According to the Office of National Drug Control Policy, the types of prescription drugs most commonly abused by 12-to-17-year olds are pain relievers, followed by stimulants, tranquilizers and sedatives.

And pharmaceutical abuse has trickled down to adolescents. Prescription drugs are now the No. 1 illicit drug among 12-to-13-year olds according to the 2006 National Survey on Drug Use and Health.

Much of the behavior happens where teenagers spend a lot of their time — in school.

And when schools intervene, law enforcement usually gets involved.

Authorities recently took action on a prescription drug ring involving many students in a suburban school in Whippany, NJ. Baby-faced Evan Rokoszak, ringleader, sold to his student friends more than $50,000 each month of the prescription painkiller oxycodone. He was sentenced to seven years in prison as his mother cried “My baby, my baby,” reports a recent in-depth article in “Good Housekeeping” magazine.

Although a 2007 Minnesota Department of Health Student Survey shows the percentage of the state’s students who have abused prescription drugs such as Benzedrine, Ritalin, OxyContin, Percodan, Vicodin, Valium, Xanax and others as far lower than several states, recent prescription-pill incidents at both the Falls and Indus high schools emphasize the need for awareness of a growing problem.

The possibility of an accident grows with uneducated and random usage.
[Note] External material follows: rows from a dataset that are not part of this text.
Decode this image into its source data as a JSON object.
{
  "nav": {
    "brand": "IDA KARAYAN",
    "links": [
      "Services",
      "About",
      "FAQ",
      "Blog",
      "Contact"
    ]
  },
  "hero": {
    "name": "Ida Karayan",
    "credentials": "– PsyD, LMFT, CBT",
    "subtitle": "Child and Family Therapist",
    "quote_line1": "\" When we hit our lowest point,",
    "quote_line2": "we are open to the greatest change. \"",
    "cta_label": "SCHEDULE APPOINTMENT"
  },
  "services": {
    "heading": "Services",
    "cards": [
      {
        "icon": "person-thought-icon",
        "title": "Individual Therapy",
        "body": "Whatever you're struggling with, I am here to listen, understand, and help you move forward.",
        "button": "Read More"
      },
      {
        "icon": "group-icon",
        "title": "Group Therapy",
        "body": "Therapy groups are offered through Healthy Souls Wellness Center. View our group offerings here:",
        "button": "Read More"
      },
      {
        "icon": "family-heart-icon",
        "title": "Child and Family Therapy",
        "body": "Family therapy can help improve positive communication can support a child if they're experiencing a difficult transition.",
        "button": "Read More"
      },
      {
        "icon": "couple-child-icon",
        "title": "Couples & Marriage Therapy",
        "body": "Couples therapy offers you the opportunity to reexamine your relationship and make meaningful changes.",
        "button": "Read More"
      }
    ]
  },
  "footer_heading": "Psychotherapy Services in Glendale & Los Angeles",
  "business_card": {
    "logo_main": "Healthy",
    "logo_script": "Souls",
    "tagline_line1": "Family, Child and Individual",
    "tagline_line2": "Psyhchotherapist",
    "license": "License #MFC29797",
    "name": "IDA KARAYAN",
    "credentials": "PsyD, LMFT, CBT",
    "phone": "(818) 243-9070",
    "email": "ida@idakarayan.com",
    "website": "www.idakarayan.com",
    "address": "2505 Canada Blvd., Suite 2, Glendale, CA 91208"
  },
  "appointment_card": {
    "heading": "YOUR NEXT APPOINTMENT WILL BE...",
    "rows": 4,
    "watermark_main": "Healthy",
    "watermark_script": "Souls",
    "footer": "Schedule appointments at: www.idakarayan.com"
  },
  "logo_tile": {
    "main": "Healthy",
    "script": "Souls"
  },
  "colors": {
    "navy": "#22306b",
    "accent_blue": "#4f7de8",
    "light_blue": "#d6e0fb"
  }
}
Accidental-poisoning deaths among youths ages 15 to 24 increased 113 percent between 1999 and 2004, due mostly to prescription- and illegal-drug overdosage, allergies and negative interactions, says the Centers for Disease Control and Prevention.

The risks increase exponentially. And some of these teenagers are dying.

Recent Trends in Teen Prescription Drug Abuse

• Teens are turning away from street drugs and using prescription drugs to get high. New users of prescription drugs have caught up with new users of marijuana.

• Next to marijuana, the most common illegal drugs teens are using to get high are prescription medications.

• Teens are abusing prescription drugs because they believe the myth that these drugs provide a medically safe high.

• The majority of teens get prescription drugs easily and for free, often from friends or relatives.

• Girls are more likely than boys to intentionally abuse prescription drugs to get high.

• Pain relievers such as OxyContin and Vicodin are the most commonly abused prescription drugs by teens.

• Adolescents are more likely than young adults to become dependent on prescription medication.